The Dean and the Head have been talking over cups of tea. There is a cup for Shiv, the skin on the liquid’s surface announcing how long it has sat there waiting for its victim. The tea also tells him which chair to take; the Dean and the Head have decided where the defendant’s dock is to be located. The Head sits on the chair beside Shiv’s, across from the Dean; the Head seems to shrink away from Shiv, shift his chair a fraction to the right as if he might need a little more room. The Head’s eyes take in Shiv’s appearance in a quick, devious glance, then look away. The Dean, unsmiling but unfailingly courteous, says, “Come, Professor Murthy. Please take a chair. Tea?”
Shiv picks up the cup obediently and the Dean continues.
“I am sorry we had to ask you here while you are on leave. In fact, I am sorry we have to meet about this matter at all. But Professo
r Sharma must have told you the situation is getting serious.”
The Head nods before Shiv can react. He seems mesmerized by the Dean’s eloquence.
“Suppose we begin with what you have to say about this lesson. I have read it now, but I want to be absolutely sure that I present your version faithfully to the school board—and if it becomes necessary, to the University Governing Council.”
Shiv takes a sip of the cold tea, which tastes as foul as it looks. Then he makes his reply exclusively to the Dean, ignoring the still nodding Head.

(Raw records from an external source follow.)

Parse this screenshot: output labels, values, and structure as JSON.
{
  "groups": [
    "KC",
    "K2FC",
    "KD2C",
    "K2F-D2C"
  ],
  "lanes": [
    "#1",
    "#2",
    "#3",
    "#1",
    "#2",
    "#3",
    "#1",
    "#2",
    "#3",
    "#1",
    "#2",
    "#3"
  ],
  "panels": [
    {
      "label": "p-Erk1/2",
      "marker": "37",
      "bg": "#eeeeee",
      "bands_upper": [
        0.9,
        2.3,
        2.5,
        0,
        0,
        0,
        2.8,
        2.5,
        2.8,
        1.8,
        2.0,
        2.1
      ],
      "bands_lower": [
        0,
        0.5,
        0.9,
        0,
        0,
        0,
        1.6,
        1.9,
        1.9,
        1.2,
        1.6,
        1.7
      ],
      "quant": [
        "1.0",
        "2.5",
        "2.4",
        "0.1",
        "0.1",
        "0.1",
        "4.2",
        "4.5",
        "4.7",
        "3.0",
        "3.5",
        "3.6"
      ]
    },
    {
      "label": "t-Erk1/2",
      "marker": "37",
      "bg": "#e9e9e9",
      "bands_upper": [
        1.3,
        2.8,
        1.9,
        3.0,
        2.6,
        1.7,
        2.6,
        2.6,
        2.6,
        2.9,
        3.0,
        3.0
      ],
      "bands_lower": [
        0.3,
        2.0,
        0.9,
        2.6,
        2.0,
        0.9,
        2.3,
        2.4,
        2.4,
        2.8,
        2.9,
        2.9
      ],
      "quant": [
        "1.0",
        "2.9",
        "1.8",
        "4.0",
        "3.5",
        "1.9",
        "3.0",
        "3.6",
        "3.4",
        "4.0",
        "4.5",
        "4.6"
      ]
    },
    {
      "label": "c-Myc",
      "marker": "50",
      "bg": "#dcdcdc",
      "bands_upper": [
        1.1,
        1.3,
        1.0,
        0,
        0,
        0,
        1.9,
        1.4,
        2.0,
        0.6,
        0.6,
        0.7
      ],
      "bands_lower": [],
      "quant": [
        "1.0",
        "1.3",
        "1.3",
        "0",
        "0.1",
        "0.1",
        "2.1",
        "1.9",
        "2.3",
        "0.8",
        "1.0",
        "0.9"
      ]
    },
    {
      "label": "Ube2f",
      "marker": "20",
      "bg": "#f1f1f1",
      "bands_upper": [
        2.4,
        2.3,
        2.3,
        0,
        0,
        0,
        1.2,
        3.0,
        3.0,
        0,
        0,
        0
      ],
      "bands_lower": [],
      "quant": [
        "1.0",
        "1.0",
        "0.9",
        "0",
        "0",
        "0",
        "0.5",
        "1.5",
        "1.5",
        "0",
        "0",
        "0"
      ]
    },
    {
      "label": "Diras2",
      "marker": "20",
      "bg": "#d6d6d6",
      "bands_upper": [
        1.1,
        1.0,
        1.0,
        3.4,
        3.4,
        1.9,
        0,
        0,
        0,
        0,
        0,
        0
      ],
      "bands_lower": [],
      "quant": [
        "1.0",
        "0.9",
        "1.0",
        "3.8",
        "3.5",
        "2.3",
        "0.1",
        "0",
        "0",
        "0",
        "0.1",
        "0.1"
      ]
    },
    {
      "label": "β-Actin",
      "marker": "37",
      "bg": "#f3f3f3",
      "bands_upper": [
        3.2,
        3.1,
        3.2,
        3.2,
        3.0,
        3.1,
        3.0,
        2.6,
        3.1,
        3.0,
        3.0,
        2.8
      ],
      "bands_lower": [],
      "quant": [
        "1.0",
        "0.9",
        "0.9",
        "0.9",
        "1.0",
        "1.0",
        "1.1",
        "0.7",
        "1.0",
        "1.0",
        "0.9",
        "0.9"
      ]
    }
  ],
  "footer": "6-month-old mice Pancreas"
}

“The lesson is part of the module for the medieval Indian history paper, which carries three credits. Since the medieval period is my area, I preferred not to commission an outside expert to write the module. Though Basava is so many things, so many people rolled into one—poet and mystic, finance minister and political activist, man of the people and man of god—the lesson itself is quite straightforward. It traces the life of Basava. The growth of his radical ideas and his struggle against caste divisions and the temple establishment, the tensions that grew between the court and the brahmins and the merchants on the one hand, and on the other, the low-caste artisans and the untouchables who made up a large part of Basava’s veerashaiva movement. The lesson ends with the crisis these tensions led to, and the dispersal of Basava’s followers; and his own departure from Kalyana and his death shortly after.”
The Dean listens to Shiv with interest, or perhaps a habitual simulation of it. But the Head (who is no longer nodding his head) is getting impatient.
“Yes, we’ve read the lesson, Dr. Murthy. The problem is not the text itself but the implications. What can be read between the lines. I have gone through the lesson carefully and I have made a list of the phrases and sentences that lend themselves to misinterpretation. I am afraid these lapses are what we will now have to explain.”